I had the privilege of preaching at Manley Baptist Church this past Sunday.  Manley was planted in Morristown a little more than 50 years ago.  Dr. Richard Emmert has been their pastor for nearly 35 of those years.  Manley Baptist is about to move into a new 1,500 seat worship center, and Dr. Emmert will also be retiring within the next few weeks.  He has been a friend of mine for the past 21 years.  He has been more than a friend; he has been a prayer warrior on my behalf.  For nine years we pastored together in the same town—I at First Baptist and he at Manley.  I knew that every Thursday morning I was on Dr. Emmert’s prayer list.  Nothing has changed since I left Morristown for Sevierville in 2001, and we continue to be prayer partners.

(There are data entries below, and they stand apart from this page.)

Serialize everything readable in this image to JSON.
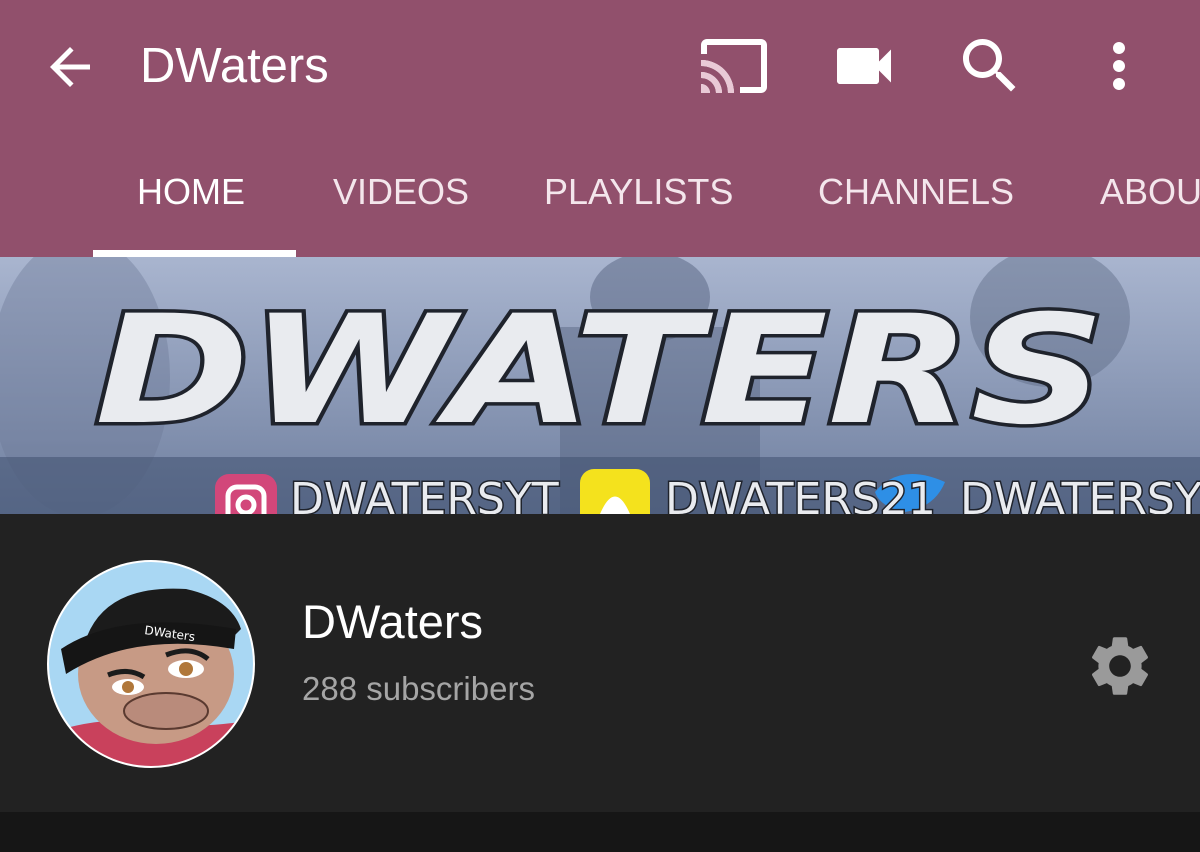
{
  "header": {
    "title": "DWaters",
    "back_icon": "arrow-back-icon",
    "actions": [
      "cast-icon",
      "video-camera-icon",
      "search-icon",
      "more-vert-icon"
    ],
    "background_color": "#91506C"
  },
  "tabs": [
    {
      "label": "HOME",
      "selected": true
    },
    {
      "label": "VIDEOS",
      "selected": false
    },
    {
      "label": "PLAYLISTS",
      "selected": false
    },
    {
      "label": "CHANNELS",
      "selected": false
    },
    {
      "label": "ABOUT",
      "selected": false
    }
  ],
  "banner": {
    "logo_text": "DWATERS",
    "handle_icons": [
      "instagram-icon",
      "snapchat-icon",
      "twitter-icon"
    ]
  },
  "channel": {
    "name": "DWaters",
    "subscribers": "288 subscribers",
    "settings_icon": "gear-icon",
    "avatar_cap_text": "DWaters"
  }
}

In preparing for preaching at Manley last Sunday, I was perusing items from their website when I came across a biographical sketch on Dr. Emmert.  There were several things that were pretty interesting, including a reminder of the fact that he once played professional baseball.  But what grabbed my attention was the answer to the question about one of his greatest experiences with God.  It was a powerful picture that we must be sacrificially committed to accomplishing the work of the church, and the work of The Great Commission.  Here is the account of that great experience with God from Dr. Emmert…

“Several years ago, I was alone at home on a Thursday afternoon studying for a sermon.  In conjunction with the sermon on Sunday morning I was planning to use a video clip from the movie, ‘Schindler’s List.’

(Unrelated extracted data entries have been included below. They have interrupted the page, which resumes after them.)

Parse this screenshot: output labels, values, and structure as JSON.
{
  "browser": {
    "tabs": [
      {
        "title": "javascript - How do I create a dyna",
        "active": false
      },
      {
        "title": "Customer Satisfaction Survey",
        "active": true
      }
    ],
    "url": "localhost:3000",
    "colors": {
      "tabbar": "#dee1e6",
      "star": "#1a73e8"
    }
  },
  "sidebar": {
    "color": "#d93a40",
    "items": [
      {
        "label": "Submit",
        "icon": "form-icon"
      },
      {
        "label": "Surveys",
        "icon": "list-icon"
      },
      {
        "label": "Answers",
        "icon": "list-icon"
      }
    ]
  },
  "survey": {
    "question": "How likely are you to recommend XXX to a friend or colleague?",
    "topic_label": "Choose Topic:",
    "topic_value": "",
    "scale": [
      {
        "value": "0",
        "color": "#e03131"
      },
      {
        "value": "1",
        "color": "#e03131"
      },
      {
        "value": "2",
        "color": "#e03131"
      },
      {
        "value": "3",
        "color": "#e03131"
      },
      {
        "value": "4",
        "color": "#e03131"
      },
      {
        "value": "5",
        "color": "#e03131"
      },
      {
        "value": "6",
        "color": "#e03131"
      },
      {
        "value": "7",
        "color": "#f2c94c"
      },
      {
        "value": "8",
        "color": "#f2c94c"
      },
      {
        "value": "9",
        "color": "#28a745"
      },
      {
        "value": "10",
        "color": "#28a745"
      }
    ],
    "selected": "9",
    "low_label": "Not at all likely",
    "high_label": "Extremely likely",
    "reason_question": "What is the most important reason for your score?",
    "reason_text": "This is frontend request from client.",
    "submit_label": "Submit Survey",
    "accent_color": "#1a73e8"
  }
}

The movie is about Oskar Schindler, a German businessman who saved the lives of more than a thousand Polish Jewish refugees during the Holocaust by employing them in his factories.  In order to keep his factory workers alive, he spends much of his fortune bribing Nazi officials.  Later, he surprises his wife while she is in the village church during mass, and tells her that she will now be the only woman in his life, a concession he had refused to grant previously.  She goes with him to the factory to assist him.  He runs out of money just as the Wehrmacht surrenders, ending the war in Europe.  He had saved some 1,100 Jews from death in the concentration camps.

As a Nazi Party member and a self-described ‘profiteer of slave labor,’ in 1945 Schindler must flee the advancing Red Army.  Although the SS guards have been ordered to ‘liquidate’ the Jews of Brinnlitz, Schindler persuades them to return to their families as men and not as murderers.  In the aftermath, he packs a car in the night and bids farewell to his workers.  They give him a letter explaining he is not a criminal to them, together with a ring secretly made from a worker’s gold dental bridge and engraved with a Talmudic quotation, ‘Whoever saves one life saves the world entire.’

Schindler is touched but deeply ashamed, feeling he could have done more to save many more lives.  He looks at his expensive car and says, ‘Ten more.’  He begins to weep and says again, ‘I could have gotten ten more.  Why did I keep this car?’  He pulls a gold pendant from his lapel as he weeps and says, ‘Two more.’  He falls on the back of the car weeping as the large crowd of people is in awe of his compassion.  Several people run to him, consoling him as he weeps bitterly.  For me, it was the most moving scene in the entire movie.

I could not hold back the tears and the emotions inside of me as I thought how many people could come to know Christ as Lord if I took reaching them as seriously as Oskar Schindler took saving the Polish Jews.  It was as if God, Himself, was there teaching me a life-changing message.  I wept so loud it frightened me—I was embarrassed but quickly remembered I was alone.  In that freedom of the moment, I wept with loud groaning that could be heard beyond the walls of the house.  It seems I could not stop weeping.  I stopped the movie and waited for my mind to absorb all that had happened.  God met me that afternoon and I have seen my life and all entrusted to me so differently since then.”

Now more than ever before, it is a joy to be on this journey with you and great prayer warriors like Dr. Richard Emmert.